Attributive Causal Modeling: Quantifying Human Health Risks Caused by Toxoplasmosis from Open System Production of Swine


Introduction
This is the first of two chapters that apply predictive analytics to two very different risk prediction problems. As in the previous two chapters, the challenge in this one is to estimate human health risks from a pathogen in swine using a combination of plausible conservative estimates of relevant risk factors and probabilistic simulation. However, our focus now shifts to predicting how risks would change if some fraction of swine were shifted from totally confined production systems to more humane open systems. Predicting how interventions change risk requires a causal model, as discussed in Chapter 1. As in Chapters 5 and 6, a simple product-of-factors framework is again suitable (see equation 7.5). Instead of the terms describing propagation of changes along successive links in a causal chain, with the change in the quantity at each step being equal to a sensitivity or slope factor times the change in its predecessor, many of the factors in this chapter are estimated attribution fractions. These describe the fraction of relevant deaths or illnesses per year in the population due to (i.e., attributed to) and caused by infection with a foodborne pathogen; the fraction of them that are attributed specifically to pork consumption, and so forth. Unlike the attributable risk estimates or attributable fractions criticized in Chapter 2, which were derived purely from statistical associations, in this application the causal agent of disease, T. Gondii, is known and can be measured. Predictions for effects of interventions are therefore grounded in causal attribution calculations that can be compared to available data on prevalence and infectivity of the relevant causal agent. Chapter 8 will then turn to a pure prediction problem: how well the entries in one column in a table (indicating in vivo carcinogenicity of chemicals, or lack of it, in rodents) can be predicted from entries in other columns, representing results of relatively inexpensive high-throughput screening (HTS) assays. No causal model is required for this task: predictive analytics algorithms alone suffice.

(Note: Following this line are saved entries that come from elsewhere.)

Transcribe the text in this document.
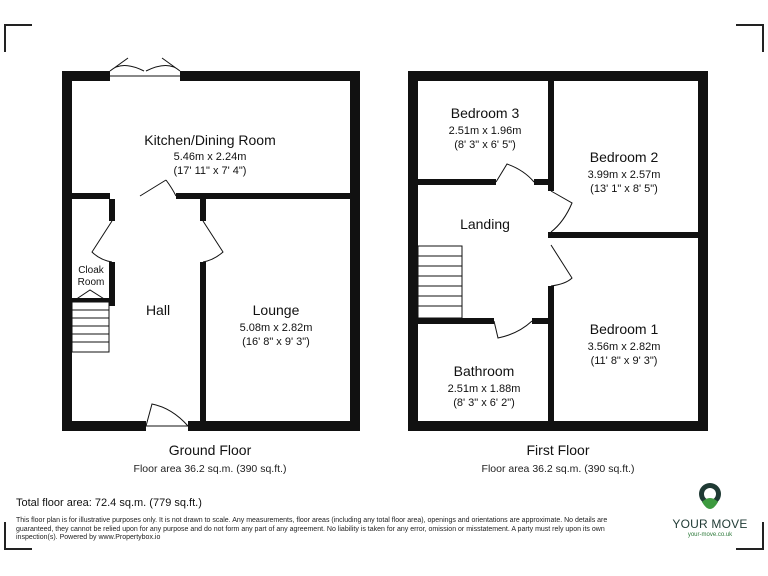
Kitchen/Dining Room
5.46m x 2.24m
(17' 11" x 7' 4")
Cloak
Room
Hall	Lounge
5.08m x 2.82m
(16' 8" x 9' 3")
Ground Floor
Floor area 36.2 sq.m. (390 sq.ft.)
Bedroom 3
2.51m x 1.96m
(8' 3" x 6' 5")
Bedroom 2
3.99m x 2.57m
(13' 1" x 8' 5")
Landing
Bedroom 1
3.56m x 2.82m
(11' 8" x 9' 3")
Bathroom
2.51m x 1.88m
(8' 3" x 6' 2")
First Floor
Floor area 36.2 sq.m. (390 sq.ft.)
Total floor area: 72.4 sq.m. (779 sq.ft.)
This floor plan is for illustrative purposes only. It is not drawn to scale. Any measurements, floor areas (including any total floor area), openings and orientations are approximate. No details are guaranteed, they cannot be relied upon for any purpose and do not form any part of any agreement. No liability is taken for any error, omission or misstatement. A party must rely upon its own inspection(s). Powered by www.Propertybox.io
YOUR MOVE
your-move.co.uk
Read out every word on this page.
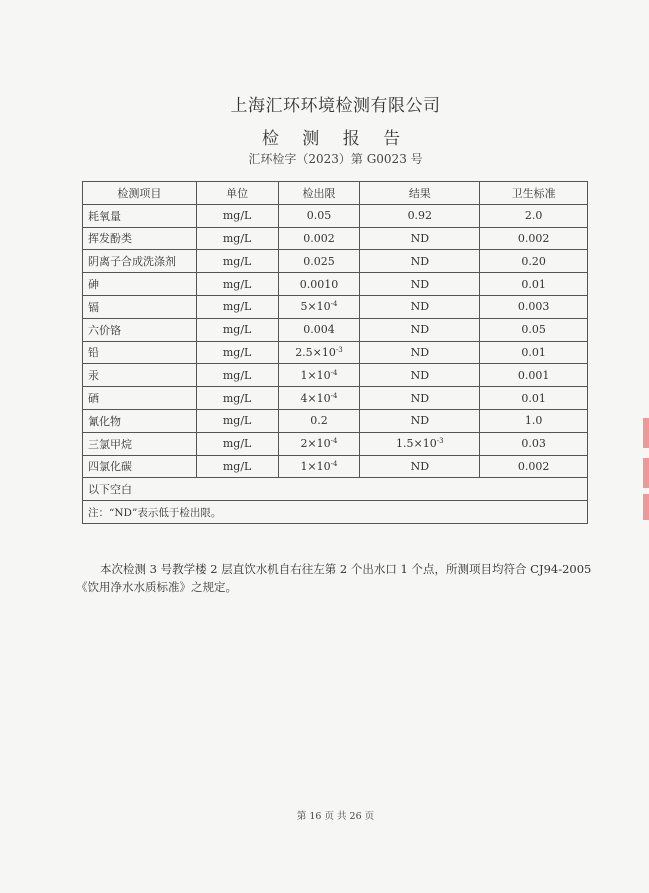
上海汇环环境检测有限公司
检 测 报 告
汇环检字（2023）第 G0023 号
检测项目	单位	检出限	结果	卫生标准
耗氧量	mg/L	0.05	0.92	2.0
挥发酚类	mg/L	0.002	ND	0.002
阴离子合成洗涤剂	mg/L	0.025	ND	0.20
砷	mg/L	0.0010	ND	0.01
镉	mg/L	$5\times 10^{-4}$	ND	0.003
六价铬	mg/L	0.004	ND	0.05
铅	mg/L	$2.5\times 10^{-3}$	ND	0.01
汞	mg/L	$1\times 10^{-4}$	ND	0.001
硒	mg/L	$4\times 10^{-4}$	ND	0.01
氰化物	mg/L	0.2	ND	1.0
三氯甲烷	mg/L	$2\times 10^{-4}$	$1.5\times 10^{-3}$	0.03
四氯化碳	mg/L	$1\times 10^{-4}$	ND	0.002
以下空白				
注：“ND”表示低于检出限。				
本次检测 3 号教学楼 2 层直饮水机自右往左第 2 个出水口 1 个点，所测项目均符合 CJ94-2005《饮用净水水质标准》之规定。
第 16 页 共 26 页
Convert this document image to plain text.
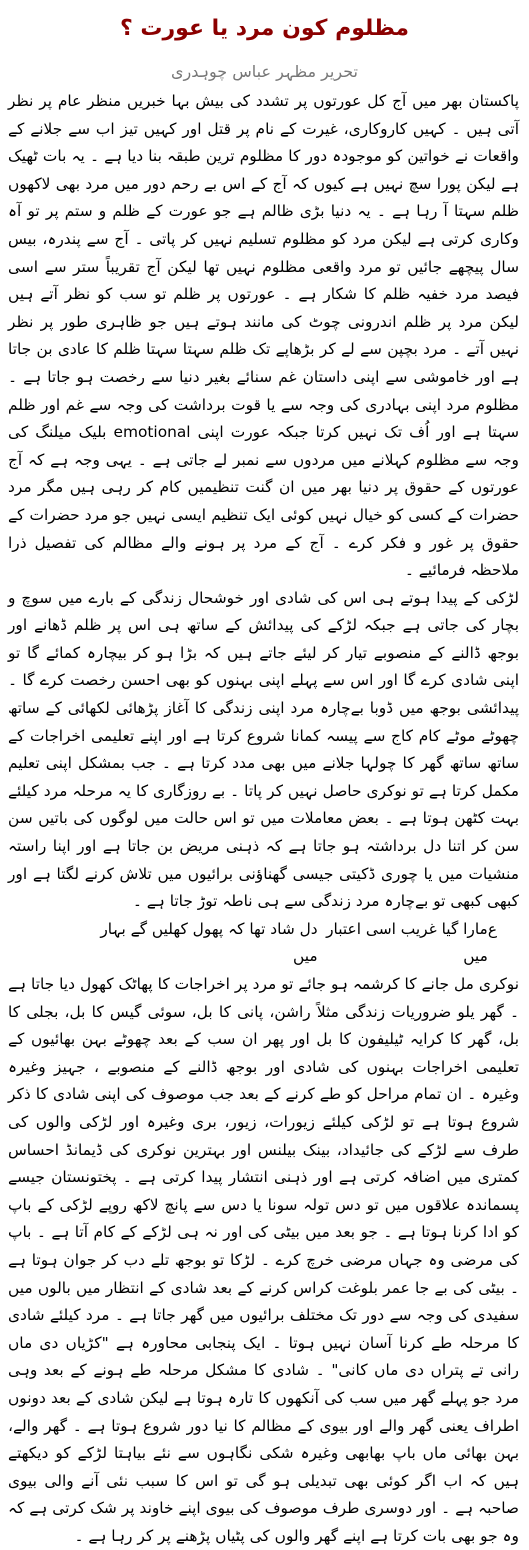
مظلوم کون مرد یا عورت ؟
تحریر مظہر عباس چوہدری

پاکستان بھر میں آج کل عورتوں پر تشدد کی بیش بہا خبریں منظر عام پر نظر آتی ہیں ۔ کہیں کاروکاری، غیرت کے نام پر قتل اور کہیں تیز اب سے جلانے کے واقعات نے خواتین کو موجودہ دور کا مظلوم ترین طبقہ بنا دیا ہے ۔ یہ بات ٹھیک ہے لیکن پورا سچ نہیں ہے کیوں کہ آج کے اس بے رحم دور میں مرد بھی لاکھوں ظلم سہتا آ رہا ہے ۔ یہ دنیا بڑی ظالم ہے جو عورت کے ظلم و ستم پر تو آہ وکاری کرتی ہے لیکن مرد کو مظلوم تسلیم نہیں کر پاتی ۔ آج سے پندرہ، بیس سال پیچھے جائیں تو مرد واقعی مظلوم نہیں تھا لیکن آج تقریباً ستر سے اسی فیصد مرد خفیہ ظلم کا شکار ہے ۔ عورتوں پر ظلم تو سب کو نظر آتے ہیں لیکن مرد پر ظلم اندرونی چوٹ کی مانند ہوتے ہیں جو ظاہری طور پر نظر نہیں آتے ۔ مرد بچپن سے لے کر بڑھاپے تک ظلم سہتا سہتا ظلم کا عادی بن جاتا ہے اور خاموشی سے اپنی داستان غم سنائے بغیر دنیا سے رخصت ہو جاتا ہے ۔ مظلوم مرد اپنی بہادری کی وجہ سے یا قوت برداشت کی وجہ سے غم اور ظلم سہتا ہے اور اُف تک نہیں کرتا جبکہ عورت اپنی emotional بلیک میلنگ کی وجہ سے مظلوم کہلانے میں مردوں سے نمبر لے جاتی ہے ۔ یہی وجہ ہے کہ آج عورتوں کے حقوق پر دنیا بھر میں ان گنت تنظیمیں کام کر رہی ہیں مگر مرد حضرات کے کسی کو خیال نہیں کوئی ایک تنظیم ایسی نہیں جو مرد حضرات کے حقوق پر غور و فکر کرے ۔ آج کے مرد پر ہونے والے مظالم کی تفصیل ذرا ملاحظہ فرمائیے ۔

لڑکی کے پیدا ہوتے ہی اس کی شادی اور خوشحال زندگی کے بارے میں سوچ و بچار کی جاتی ہے جبکہ لڑکے کی پیدائش کے ساتھ ہی اس پر ظلم ڈھانے اور بوجھ ڈالنے کے منصوبے تیار کر لیئے جاتے ہیں کہ بڑا ہو کر بیچارہ کمائے گا تو اپنی شادی کرے گا اور اس سے پہلے اپنی بہنوں کو بھی احسن رخصت کرے گا ۔ پیدائشی بوجھ میں ڈوبا بےچارہ مرد اپنی زندگی کا آغاز پڑھائی لکھائی کے ساتھ چھوٹے موٹے کام کاج سے پیسہ کمانا شروع کرتا ہے اور اپنے تعلیمی اخراجات کے ساتھ ساتھ گھر کا چولہا جلانے میں بھی مدد کرتا ہے ۔ جب بمشکل اپنی تعلیم مکمل کرتا ہے تو نوکری حاصل نہیں کر پاتا ۔ بے روزگاری کا یہ مرحلہ مرد کیلئے بہت کٹھن ہوتا ہے ۔ بعض معاملات میں تو اس حالت میں لوگوں کی باتیں سن سن کر اتنا دل برداشتہ ہو جاتا ہے کہ ذہنی مریض بن جاتا ہے اور اپنا راستہ منشیات میں یا چوری ڈکیتی جیسی گھناؤنی برائیوں میں تلاش کرنے لگتا ہے اور کبھی کبھی تو بےچارہ مرد زندگی سے ہی ناطہ توڑ جاتا ہے ۔

ع
مارا گیا غریب اسی اعتبار میں
دل شاد تھا کہ پھول کھلیں گے بہار میں

نوکری مل جانے کا کرشمہ ہو جائے تو مرد پر اخراجات کا پھاٹک کھول دیا جاتا ہے ۔ گھر یلو ضروریات زندگی مثلاً راشن، پانی کا بل، سوئی گیس کا بل، بجلی کا بل، گھر کا کرایہ ٹیلیفون کا بل اور پھر ان سب کے بعد چھوٹے بہن بھائیوں کے تعلیمی اخراجات بہنوں کی شادی اور بوجھ ڈالنے کے منصوبے ، جہیز وغیرہ وغیرہ ۔ ان تمام مراحل کو طے کرنے کے بعد جب موصوف کی اپنی شادی کا ذکر شروع ہوتا ہے تو لڑکی کیلئے زیورات، زیور، بری وغیرہ اور لڑکی والوں کی طرف سے لڑکے کی جائیداد، بینک بیلنس اور بہترین نوکری کی ڈیمانڈ احساس کمتری میں اضافہ کرتی ہے اور ذہنی انتشار پیدا کرتی ہے ۔ پختونستان جیسے پسماندہ علاقوں میں تو دس تولہ سونا یا دس سے پانچ لاکھ روپے لڑکی کے باپ کو ادا کرنا ہوتا ہے ۔ جو بعد میں بیٹی کی اور نہ ہی لڑکے کے کام آتا ہے ۔ باپ کی مرضی وہ جہاں مرضی خرچ کرے ۔ لڑکا تو بوجھ تلے دب کر جوان ہوتا ہے ۔ بیٹی کی بے جا عمر بلوغت کراس کرنے کے بعد شادی کے انتظار میں بالوں میں سفیدی کی وجہ سے دور تک مختلف برائیوں میں گھر جاتا ہے ۔ مرد کیلئے شادی کا مرحلہ طے کرنا آسان نہیں ہوتا ۔ ایک پنجابی محاورہ ہے "کڑیاں دی ماں رانی تے پتراں دی ماں کانی" ۔ شادی کا مشکل مرحلہ طے ہونے کے بعد وہی مرد جو پہلے گھر میں سب کی آنکھوں کا تارہ ہوتا ہے لیکن شادی کے بعد دونوں اطراف یعنی گھر والے اور بیوی کے مظالم کا نیا دور شروع ہوتا ہے ۔ گھر والے، بہن بھائی ماں باپ بھابھی وغیرہ شکی نگاہوں سے نئے بیاہتا لڑکے کو دیکھتے ہیں کہ اب اگر کوئی بھی تبدیلی ہو گی تو اس کا سبب نئی آنے والی بیوی صاحبہ ہے ۔ اور دوسری طرف موصوف کی بیوی اپنے خاوند پر شک کرتی ہے کہ وہ جو بھی بات کرتا ہے اپنے گھر والوں کی پٹیاں پڑھنے پر کر رہا ہے ۔
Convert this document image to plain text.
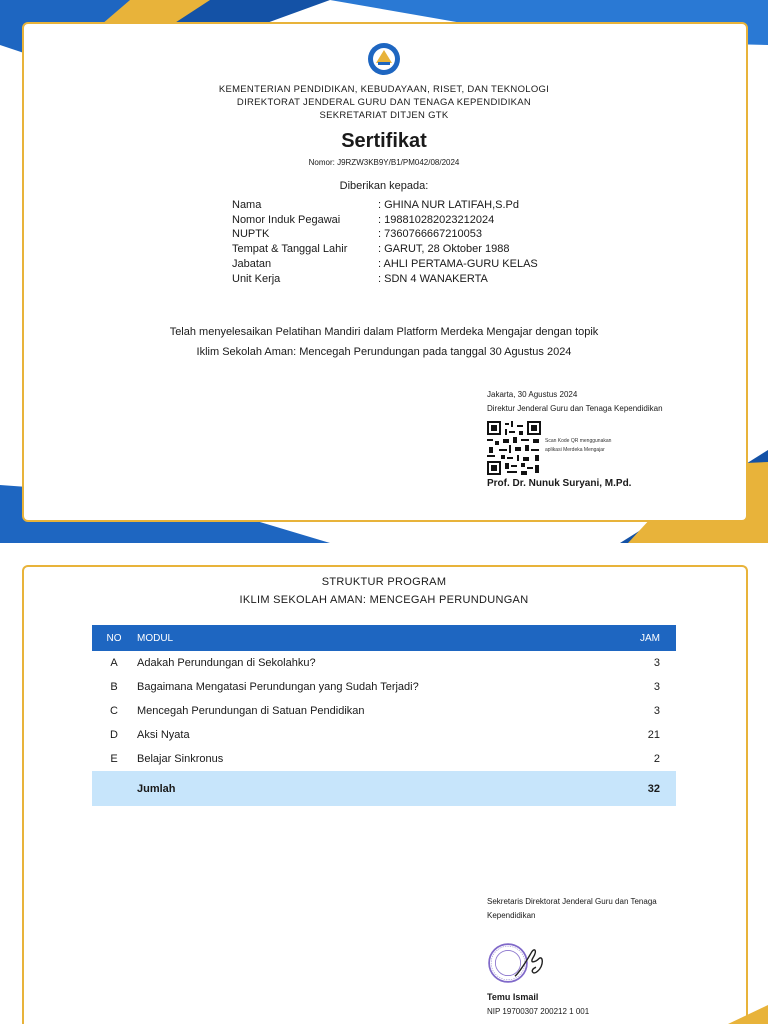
KEMENTERIAN PENDIDIKAN, KEBUDAYAAN, RISET, DAN TEKNOLOGI
DIREKTORAT JENDERAL GURU DAN TENAGA KEPENDIDIKAN
SEKRETARIAT DITJEN GTK
Sertifikat
Nomor: J9RZW3KB9Y/B1/PM042/08/2024
Diberikan kepada:
Nama	: GHINA NUR LATIFAH,S.Pd
Nomor Induk Pegawai	: 198810282023212024
NUPTK	: 7360766667210053
Tempat & Tanggal Lahir	: GARUT, 28 Oktober 1988
Jabatan	: AHLI PERTAMA-GURU KELAS
Unit Kerja	: SDN 4 WANAKERTA
Telah menyelesaikan Pelatihan Mandiri dalam Platform Merdeka Mengajar dengan topik
Iklim Sekolah Aman: Mencegah Perundungan pada tanggal 30 Agustus 2024
Jakarta, 30 Agustus 2024
Direktur Jenderal Guru dan Tenaga Kependidikan
Scan Kode QR menggunakan
aplikasi Merdeka Mengajar
Prof. Dr. Nunuk Suryani, M.Pd.
STRUKTUR PROGRAM
IKLIM SEKOLAH AMAN: MENCEGAH PERUNDUNGAN
NO	MODUL	JAM
A	Adakah Perundungan di Sekolahku?	3
B	Bagaimana Mengatasi Perundungan yang Sudah Terjadi?	3
C	Mencegah Perundungan di Satuan Pendidikan	3
D	Aksi Nyata	21
E	Belajar Sinkronus	2
	Jumlah	32
Sekretaris Direktorat Jenderal Guru dan Tenaga Kependidikan
Temu Ismail
NIP 19700307 200212 1 001
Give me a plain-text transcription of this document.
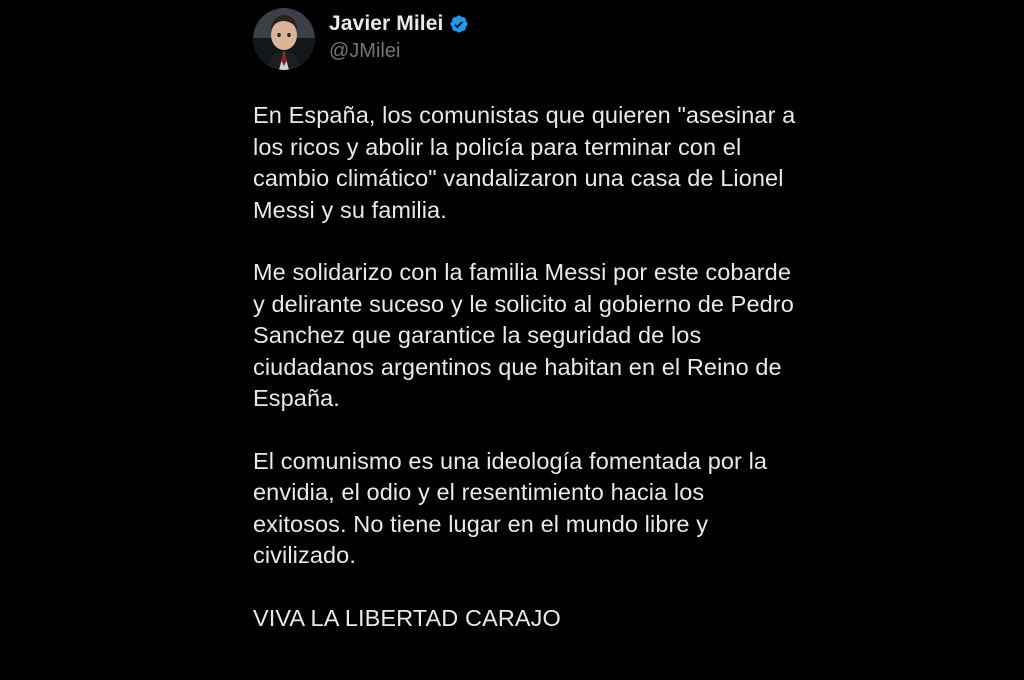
Javier Milei
@JMilei

En España, los comunistas que quieren "asesinar a los ricos y abolir la policía para terminar con el cambio climático" vandalizaron una casa de Lionel Messi y su familia.

Me solidarizo con la familia Messi por este cobarde y delirante suceso y le solicito al gobierno de Pedro Sanchez que garantice la seguridad de los ciudadanos argentinos que habitan en el Reino de España.

El comunismo es una ideología fomentada por la envidia, el odio y el resentimiento hacia los exitosos. No tiene lugar en el mundo libre y civilizado.

VIVA LA LIBERTAD CARAJO
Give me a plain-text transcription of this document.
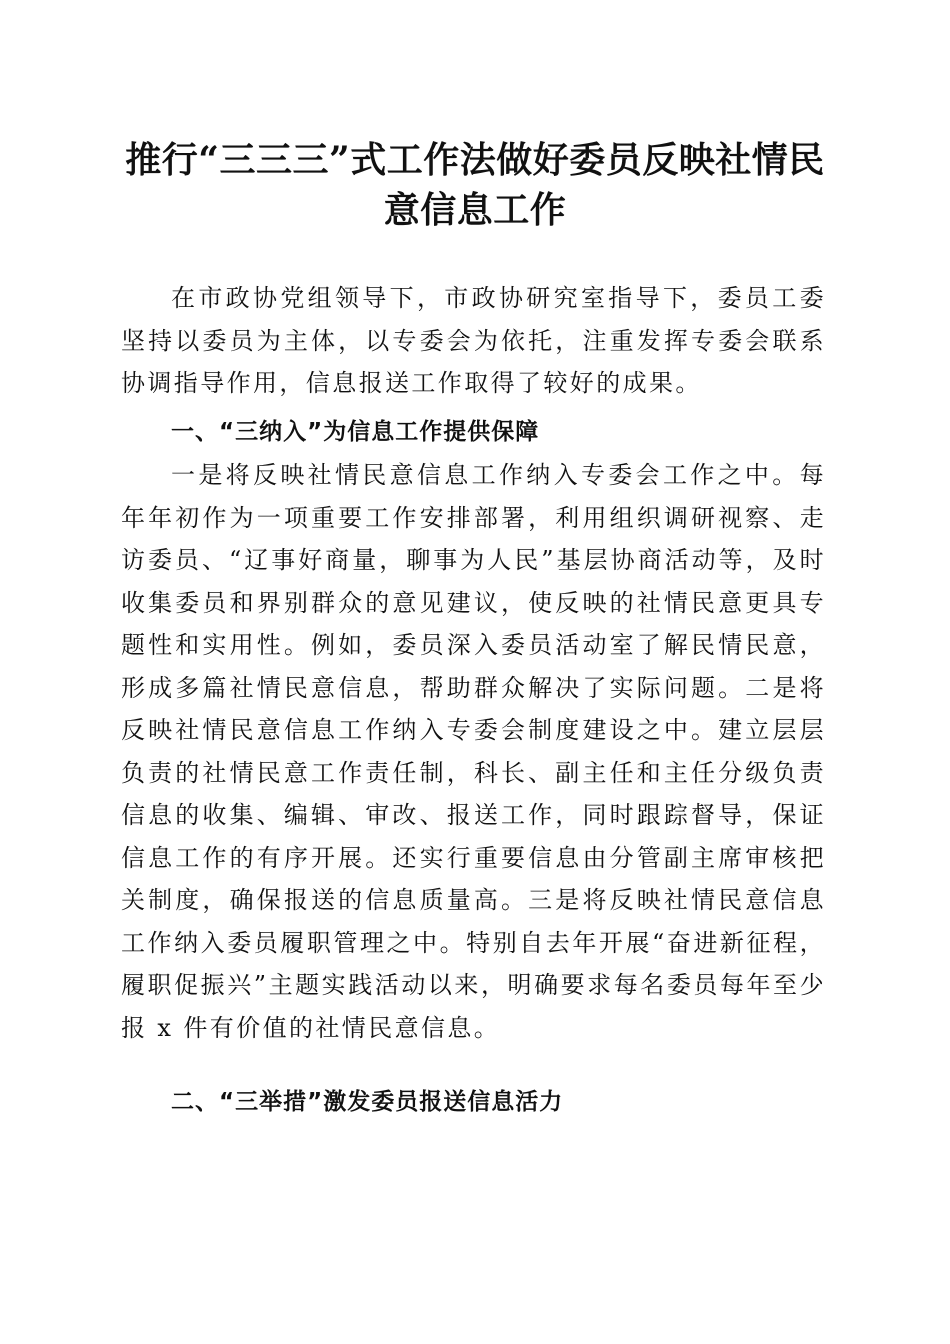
推行“三三三”式工作法做好委员反映社情民
意信息工作

在市政协党组领导下，市政协研究室指导下，委员工委坚持以委员为主体，以专委会为依托，注重发挥专委会联系协调指导作用，信息报送工作取得了较好的成果。

一、“三纳入”为信息工作提供保障

一是将反映社情民意信息工作纳入专委会工作之中。每年年初作为一项重要工作安排部署，利用组织调研视察、走访委员、“辽事好商量，聊事为人民”基层协商活动等，及时收集委员和界别群众的意见建议，使反映的社情民意更具专题性和实用性。例如，委员深入委员活动室了解民情民意，形成多篇社情民意信息，帮助群众解决了实际问题。二是将反映社情民意信息工作纳入专委会制度建设之中。建立层层负责的社情民意工作责任制，科长、副主任和主任分级负责信息的收集、编辑、审改、报送工作，同时跟踪督导，保证信息工作的有序开展。还实行重要信息由分管副主席审核把关制度，确保报送的信息质量高。三是将反映社情民意信息工作纳入委员履职管理之中。特别自去年开展“奋进新征程，履职促振兴”主题实践活动以来，明确要求每名委员每年至少报 x 件有价值的社情民意信息。

二、“三举措”激发委员报送信息活力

For readers who wish to skip ahead, the main points of this chapter are as follows. Open livestock production systems, including free-range and organic livestock systems, seek to improve the welfare of animals by letting them roam in unconfined spaces. This increases their exposure to potentially harmful micro-organisms, including T. gondii. When transmitted through the food chain, T. gondii threatens human health, especially in unborn children of women infected during pregnancy, as well as the lives of patients with compromised immune systems. By contrast, conventional total confinement production systems can now keep this human health risk at or near zero. The probabilistic risk simulation model developed in the rest of this chapter quantifies the trade-off between greater use of open swine production systems and increased cases of toxoplasmosis in humans. It predicts that every 1,804 pigs shifted from conventional total confinement to open production (95% confidence interval 747-9,520) would cause the loss of one additional human quality-adjusted life year (QALY), and that increasing the fraction of U.S. swine raised in open/free range operations by 0.1% (approx. 65,000 pigs) would cause a loss of approximately 36 human QALYs per year, including between 1 and 2 extra adult deaths per year. Methods of causal analytics are valuable largely because they can quantify such tradeoffs and answer what-if questions about how human health risks would change for different interventions, such as if different fraction of pigs were shifted to open production systems. This tells risk managers and policy-makers what they need to know to make decisions that are well-informed about trade-offs and about the probable consequences of different choices.